Mayor Michael Bloomberg called Lyles “an outstanding choice” for deputy chancellor.
An educator with 30 years experience, Lyles started out as an English teacher at Curtis High School on Staten Island, later became an assistant principal at Erasmus Hall High School in Flatbush and, eventually, principal at Paul Robeson High School in Crown Heights.
As the head of Region 8, she supervises schools in Districts 13, 14, 15 and 16, which span Fort Greene, Clinton Hill, Prospect Heights, Williamsburg, Greenpoint, Red Hook, Park Slope, Sunset Park, and Bedford-Stuyvesant.
“Marcia is an extraordinary leader and educator,” said schools Chancellor Joel Klein. “I have great confidence in her ability to serve our students, teachers and principals in her new capacity.”
“I am excited and honored to take on this new challenge,” Lyles said. “We have seen tremendous progress under the Children First reforms.
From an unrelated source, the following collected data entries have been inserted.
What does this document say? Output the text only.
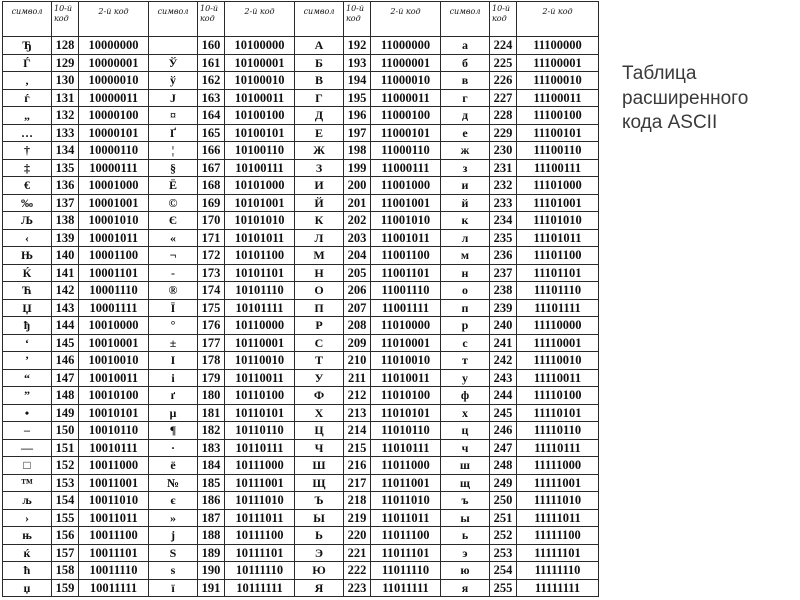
символ	10-й код	2-й код	символ	10-й код	2-й код	символ	10-й код	2-й код	символ	10-й код	2-й код
Ђ	128	10000000		160	10100000	А	192	11000000	а	224	11100000
Ѓ	129	10000001	Ў	161	10100001	Б	193	11000001	б	225	11100001
‚	130	10000010	ў	162	10100010	В	194	11000010	в	226	11100010
ѓ	131	10000011	Ј	163	10100011	Г	195	11000011	г	227	11100011
„	132	10000100	¤	164	10100100	Д	196	11000100	д	228	11100100
…	133	10000101	Ґ	165	10100101	Е	197	11000101	е	229	11100101
†	134	10000110	¦	166	10100110	Ж	198	11000110	ж	230	11100110
‡	135	10000111	§	167	10100111	З	199	11000111	з	231	11100111
€	136	10001000	Ё	168	10101000	И	200	11001000	и	232	11101000
‰	137	10001001	©	169	10101001	Й	201	11001001	й	233	11101001
Љ	138	10001010	Є	170	10101010	К	202	11001010	к	234	11101010
‹	139	10001011	«	171	10101011	Л	203	11001011	л	235	11101011
Њ	140	10001100	¬	172	10101100	М	204	11001100	м	236	11101100
Ќ	141	10001101	-	173	10101101	Н	205	11001101	н	237	11101101
Ћ	142	10001110	®	174	10101110	О	206	11001110	о	238	11101110
Џ	143	10001111	Ї	175	10101111	П	207	11001111	п	239	11101111
ђ	144	10010000	°	176	10110000	Р	208	11010000	р	240	11110000
‘	145	10010001	±	177	10110001	С	209	11010001	с	241	11110001
’	146	10010010	І	178	10110010	Т	210	11010010	т	242	11110010
“	147	10010011	і	179	10110011	У	211	11010011	у	243	11110011
”	148	10010100	ґ	180	10110100	Ф	212	11010100	ф	244	11110100
•	149	10010101	µ	181	10110101	Х	213	11010101	х	245	11110101
–	150	10010110	¶	182	10110110	Ц	214	11010110	ц	246	11110110
—	151	10010111	·	183	10110111	Ч	215	11010111	ч	247	11110111
□	152	10011000	ё	184	10111000	Ш	216	11011000	ш	248	11111000
™	153	10011001	№	185	10111001	Щ	217	11011001	щ	249	11111001
љ	154	10011010	є	186	10111010	Ъ	218	11011010	ъ	250	11111010
›	155	10011011	»	187	10111011	Ы	219	11011011	ы	251	11111011
њ	156	10011100	ј	188	10111100	Ь	220	11011100	ь	252	11111100
ќ	157	10011101	Ѕ	189	10111101	Э	221	11011101	э	253	11111101
ћ	158	10011110	ѕ	190	10111110	Ю	222	11011110	ю	254	11111110
џ	159	10011111	ї	191	10111111	Я	223	11011111	я	255	11111111
Таблица
расширенного
кода ASCII
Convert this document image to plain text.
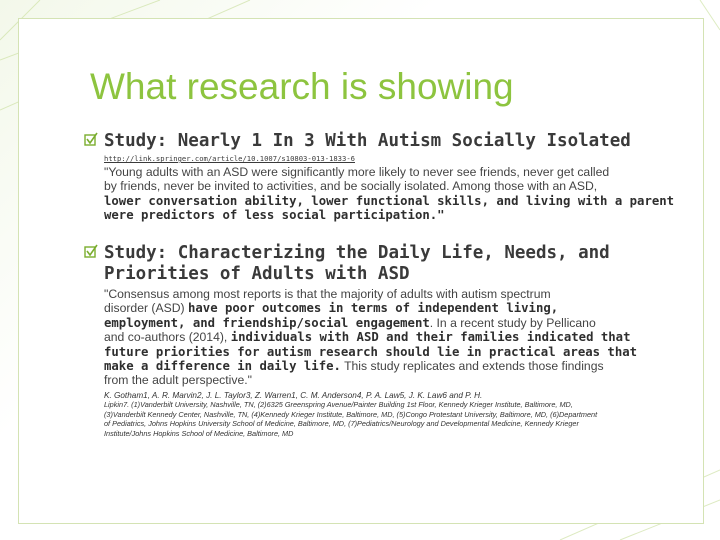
What research is showing
Study: Nearly 1 In 3 With Autism Socially Isolated
http://link.springer.com/article/10.1007/s10803-013-1833-6
"Young adults with an ASD were significantly more likely to never see friends, never get called
by friends, never be invited to activities, and be socially isolated. Among those with an ASD,
lower conversation ability, lower functional skills, and living with a parent
were predictors of less social participation."
Study: Characterizing the Daily Life, Needs, and
Priorities of Adults with ASD
"Consensus among most reports is that the majority of adults with autism spectrum
disorder (ASD) have poor outcomes in terms of independent living,
employment, and friendship/social engagement. In a recent study by Pellicano
and co-authors (2014), individuals with ASD and their families indicated that
future priorities for autism research should lie in practical areas that
make a difference in daily life. This study replicates and extends those findings
from the adult perspective."
K. Gotham1, A. R. Marvin2, J. L. Taylor3, Z. Warren1, C. M. Anderson4, P. A. Law5, J. K. Law6 and P. H.
Lipkin7. (1)Vanderbilt University, Nashville, TN, (2)6325 Greenspring Avenue/Painter Building 1st Floor, Kennedy Krieger Institute, Baltimore, MD,
(3)Vanderbilt Kennedy Center, Nashville, TN, (4)Kennedy Krieger Institute, Baltimore, MD, (5)Congo Protestant University, Baltimore, MD, (6)Department
of Pediatrics, Johns Hopkins University School of Medicine, Baltimore, MD, (7)Pediatrics/Neurology and Developmental Medicine, Kennedy Krieger
Institute/Johns Hopkins School of Medicine, Baltimore, MD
I look forward to working with my colleagues to build on these gains as we seek to provide the education that every student needs and deserves.”
Lyles was in charge when a middle school fiasco rocked District 15 two years ago.
It was then that more than 500 students were left without schools after the DOE attempted to place fifth-graders by looking at their top three middle school choices.
The problem was that most students applied for the same seats in a handful of popular schools – Upper Carroll School, Brooklyn School for Collaborative Studies, New Voices School for Academic and Creative Arts, Sunset Park Prep, and M.S. 51.
At the time, Klein blamed the DOE for the situation saying, “We screwed up.”
After a second application process placed the remaining students, District 15’s Community Education Council (CEC) and Lyles began an outreach campaign to introduce parents to less coveted and often overlooked area middle schools.
The CEC held events where middle school principals were allowed to promote their schools and Lyles addressed parents.
With parents now considering other middle schools in District 15, the application process has been running fairly smoothly.